A collection of projectile point artifacts found by Harry Christensen on the family farm near the community of Dalum (49 minutes west of Strathmore) is being donated to the Royal Alberta Museum in Edmonton. The artifacts are estimated to be between 2,000 to 4,600 years old.
Christensen is 98 years old and was born and raised on a family farm near Dalum but has since moved to a care facility in Calgary to be closer to his family. He still remembers where he had found the first artifact.
"It was in the county schoolyard (Dalum School) when I was trapping gophers. There was one that was trapped in a hole and then I saw a funny-looking rock on the mound that was in the hole....then I picked up the arrowhead."
Christensen says that was around 1938 or 1939 and then he happened upon a second arrowhead just days later. In total, Harry estimates he found around 30 or 40 arrowheads by 1979 to 1980; most of his collection was found on the farm.

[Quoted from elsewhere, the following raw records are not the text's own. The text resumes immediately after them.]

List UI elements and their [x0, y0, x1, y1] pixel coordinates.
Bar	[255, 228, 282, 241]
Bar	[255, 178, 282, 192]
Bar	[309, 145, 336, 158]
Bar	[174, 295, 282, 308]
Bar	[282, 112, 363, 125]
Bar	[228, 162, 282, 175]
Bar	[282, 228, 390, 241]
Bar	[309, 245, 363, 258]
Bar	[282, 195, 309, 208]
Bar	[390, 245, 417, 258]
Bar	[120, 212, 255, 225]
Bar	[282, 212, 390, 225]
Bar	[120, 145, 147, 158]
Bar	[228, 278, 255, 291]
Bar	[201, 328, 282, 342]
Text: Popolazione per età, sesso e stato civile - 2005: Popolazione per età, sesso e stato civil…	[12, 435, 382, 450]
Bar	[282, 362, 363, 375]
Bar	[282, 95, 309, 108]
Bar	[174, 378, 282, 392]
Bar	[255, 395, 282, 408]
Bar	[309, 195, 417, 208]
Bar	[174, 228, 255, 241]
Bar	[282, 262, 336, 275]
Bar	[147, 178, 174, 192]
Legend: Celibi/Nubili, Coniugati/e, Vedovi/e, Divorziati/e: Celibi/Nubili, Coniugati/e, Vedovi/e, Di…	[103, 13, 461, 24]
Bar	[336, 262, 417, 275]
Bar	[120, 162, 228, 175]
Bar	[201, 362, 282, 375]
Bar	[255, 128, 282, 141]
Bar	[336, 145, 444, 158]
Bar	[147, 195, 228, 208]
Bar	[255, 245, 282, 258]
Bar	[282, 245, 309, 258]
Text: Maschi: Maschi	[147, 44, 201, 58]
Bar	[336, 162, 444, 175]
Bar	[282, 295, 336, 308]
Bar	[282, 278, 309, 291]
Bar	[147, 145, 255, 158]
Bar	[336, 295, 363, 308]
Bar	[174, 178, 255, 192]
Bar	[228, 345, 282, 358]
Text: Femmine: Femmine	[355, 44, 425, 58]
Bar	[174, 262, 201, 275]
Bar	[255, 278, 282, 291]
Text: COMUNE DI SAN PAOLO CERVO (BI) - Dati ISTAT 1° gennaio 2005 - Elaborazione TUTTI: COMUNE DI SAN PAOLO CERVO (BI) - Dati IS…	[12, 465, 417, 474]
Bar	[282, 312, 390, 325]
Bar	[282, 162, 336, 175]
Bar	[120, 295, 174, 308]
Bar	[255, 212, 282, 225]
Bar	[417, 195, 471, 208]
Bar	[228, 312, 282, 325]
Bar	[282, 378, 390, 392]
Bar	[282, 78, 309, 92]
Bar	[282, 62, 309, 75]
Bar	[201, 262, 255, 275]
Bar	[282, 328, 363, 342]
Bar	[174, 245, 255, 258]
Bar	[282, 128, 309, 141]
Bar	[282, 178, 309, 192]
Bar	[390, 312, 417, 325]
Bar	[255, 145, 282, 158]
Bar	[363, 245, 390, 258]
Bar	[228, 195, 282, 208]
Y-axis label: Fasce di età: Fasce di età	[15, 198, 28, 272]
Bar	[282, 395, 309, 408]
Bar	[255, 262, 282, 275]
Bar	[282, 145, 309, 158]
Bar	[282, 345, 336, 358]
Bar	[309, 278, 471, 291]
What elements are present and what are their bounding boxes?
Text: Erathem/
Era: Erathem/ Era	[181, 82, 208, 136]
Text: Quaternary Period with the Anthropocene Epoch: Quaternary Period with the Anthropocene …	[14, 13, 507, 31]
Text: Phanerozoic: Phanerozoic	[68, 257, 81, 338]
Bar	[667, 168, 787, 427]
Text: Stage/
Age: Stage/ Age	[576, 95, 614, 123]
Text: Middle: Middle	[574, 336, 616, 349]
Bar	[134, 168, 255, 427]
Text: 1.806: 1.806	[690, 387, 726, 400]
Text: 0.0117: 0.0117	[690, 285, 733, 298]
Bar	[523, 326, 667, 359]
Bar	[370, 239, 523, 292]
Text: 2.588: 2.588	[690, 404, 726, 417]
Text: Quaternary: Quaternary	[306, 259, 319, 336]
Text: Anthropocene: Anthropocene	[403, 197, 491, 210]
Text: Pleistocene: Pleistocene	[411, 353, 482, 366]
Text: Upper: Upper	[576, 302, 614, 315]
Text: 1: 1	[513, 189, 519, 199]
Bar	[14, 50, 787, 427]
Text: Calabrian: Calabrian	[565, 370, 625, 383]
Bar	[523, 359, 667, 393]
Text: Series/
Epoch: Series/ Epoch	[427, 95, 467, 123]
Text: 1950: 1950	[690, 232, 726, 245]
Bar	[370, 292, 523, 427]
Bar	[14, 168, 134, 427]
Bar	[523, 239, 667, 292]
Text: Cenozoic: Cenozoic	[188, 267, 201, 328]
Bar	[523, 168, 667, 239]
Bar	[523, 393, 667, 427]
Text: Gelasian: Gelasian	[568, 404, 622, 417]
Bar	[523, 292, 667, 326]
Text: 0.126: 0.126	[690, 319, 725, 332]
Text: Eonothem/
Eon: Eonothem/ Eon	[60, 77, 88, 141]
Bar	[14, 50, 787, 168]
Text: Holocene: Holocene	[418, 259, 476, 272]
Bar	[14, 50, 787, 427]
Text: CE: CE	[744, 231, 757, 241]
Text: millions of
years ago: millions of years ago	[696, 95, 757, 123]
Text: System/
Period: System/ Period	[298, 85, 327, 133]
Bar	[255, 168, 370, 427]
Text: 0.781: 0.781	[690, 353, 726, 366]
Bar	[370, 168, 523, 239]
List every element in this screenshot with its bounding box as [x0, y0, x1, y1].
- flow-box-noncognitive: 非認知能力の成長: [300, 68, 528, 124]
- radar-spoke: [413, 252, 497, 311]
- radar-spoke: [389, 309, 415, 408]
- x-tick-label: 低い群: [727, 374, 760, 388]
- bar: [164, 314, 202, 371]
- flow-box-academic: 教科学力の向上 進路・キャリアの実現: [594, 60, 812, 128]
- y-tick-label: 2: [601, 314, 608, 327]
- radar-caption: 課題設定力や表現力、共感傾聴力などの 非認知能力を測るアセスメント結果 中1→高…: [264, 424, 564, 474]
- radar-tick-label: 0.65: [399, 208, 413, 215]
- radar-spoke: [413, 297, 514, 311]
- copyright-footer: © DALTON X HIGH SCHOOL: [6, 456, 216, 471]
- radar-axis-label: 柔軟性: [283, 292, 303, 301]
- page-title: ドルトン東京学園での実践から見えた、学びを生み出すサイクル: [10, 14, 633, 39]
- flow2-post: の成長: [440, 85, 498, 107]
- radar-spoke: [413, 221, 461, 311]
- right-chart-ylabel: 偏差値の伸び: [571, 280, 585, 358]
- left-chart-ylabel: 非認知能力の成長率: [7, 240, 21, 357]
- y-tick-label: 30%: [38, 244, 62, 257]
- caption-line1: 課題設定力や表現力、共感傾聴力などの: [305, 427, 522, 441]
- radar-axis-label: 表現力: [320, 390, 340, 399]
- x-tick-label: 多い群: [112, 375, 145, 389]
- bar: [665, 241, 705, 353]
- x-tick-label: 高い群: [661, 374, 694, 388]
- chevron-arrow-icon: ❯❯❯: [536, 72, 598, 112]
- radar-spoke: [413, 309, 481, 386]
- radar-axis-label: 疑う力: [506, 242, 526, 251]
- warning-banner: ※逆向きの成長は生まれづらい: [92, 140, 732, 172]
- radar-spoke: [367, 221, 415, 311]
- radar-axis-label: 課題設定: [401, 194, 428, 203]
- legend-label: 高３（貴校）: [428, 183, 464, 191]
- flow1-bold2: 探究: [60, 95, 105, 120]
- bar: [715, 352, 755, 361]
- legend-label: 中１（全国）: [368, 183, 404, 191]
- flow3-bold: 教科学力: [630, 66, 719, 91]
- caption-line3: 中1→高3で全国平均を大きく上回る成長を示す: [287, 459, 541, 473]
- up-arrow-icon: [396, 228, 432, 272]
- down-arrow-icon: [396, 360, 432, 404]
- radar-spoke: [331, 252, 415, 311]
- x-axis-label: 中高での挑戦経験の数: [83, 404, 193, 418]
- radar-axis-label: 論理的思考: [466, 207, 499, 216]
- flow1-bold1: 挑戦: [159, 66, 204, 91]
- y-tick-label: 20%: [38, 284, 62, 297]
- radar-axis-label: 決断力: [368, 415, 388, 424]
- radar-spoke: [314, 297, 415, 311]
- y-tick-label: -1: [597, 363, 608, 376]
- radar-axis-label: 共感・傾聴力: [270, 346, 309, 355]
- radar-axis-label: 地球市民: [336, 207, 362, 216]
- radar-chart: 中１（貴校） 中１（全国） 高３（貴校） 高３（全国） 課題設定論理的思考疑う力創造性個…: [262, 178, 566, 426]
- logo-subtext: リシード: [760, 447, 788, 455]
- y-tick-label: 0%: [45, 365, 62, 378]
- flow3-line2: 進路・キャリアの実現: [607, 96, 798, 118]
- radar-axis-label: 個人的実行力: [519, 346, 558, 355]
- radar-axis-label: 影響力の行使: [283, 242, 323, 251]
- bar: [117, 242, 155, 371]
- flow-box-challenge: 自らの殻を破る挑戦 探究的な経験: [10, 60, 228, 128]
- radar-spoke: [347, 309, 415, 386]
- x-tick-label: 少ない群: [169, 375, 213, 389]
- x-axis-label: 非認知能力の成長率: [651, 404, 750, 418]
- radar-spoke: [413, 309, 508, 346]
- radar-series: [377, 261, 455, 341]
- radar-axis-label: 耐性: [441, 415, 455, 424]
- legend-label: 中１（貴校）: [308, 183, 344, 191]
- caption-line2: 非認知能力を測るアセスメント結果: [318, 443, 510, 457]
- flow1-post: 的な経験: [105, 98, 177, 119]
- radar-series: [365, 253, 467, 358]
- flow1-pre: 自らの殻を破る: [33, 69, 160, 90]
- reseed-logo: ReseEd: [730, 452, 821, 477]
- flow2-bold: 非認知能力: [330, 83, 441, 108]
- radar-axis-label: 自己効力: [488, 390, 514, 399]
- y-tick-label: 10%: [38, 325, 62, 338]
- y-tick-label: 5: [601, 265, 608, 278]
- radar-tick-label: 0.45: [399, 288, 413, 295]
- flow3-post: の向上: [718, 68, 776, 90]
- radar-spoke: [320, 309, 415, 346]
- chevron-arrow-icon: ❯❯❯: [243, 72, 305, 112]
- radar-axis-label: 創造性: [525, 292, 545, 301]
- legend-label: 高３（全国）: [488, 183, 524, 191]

Christensen's nephew, Harold Whittaker, was the one who asked him if it was okay if he considered donating his collection to the Royal Alberta Museum in Edmonton. Then he decided to reach out to the Curator of Archaeology at the Royal Alberta Museum, Kyle Forsythe, regarding the collection and they were delighted to have donated.
"I think it's just wonderful to have them in this museum, and I think that was a great thing to do," Christensen said.
The arrowheads were to be mailed to the Royal Alberta Museum before the end of August where they will undergo additional examination of the physical artifacts.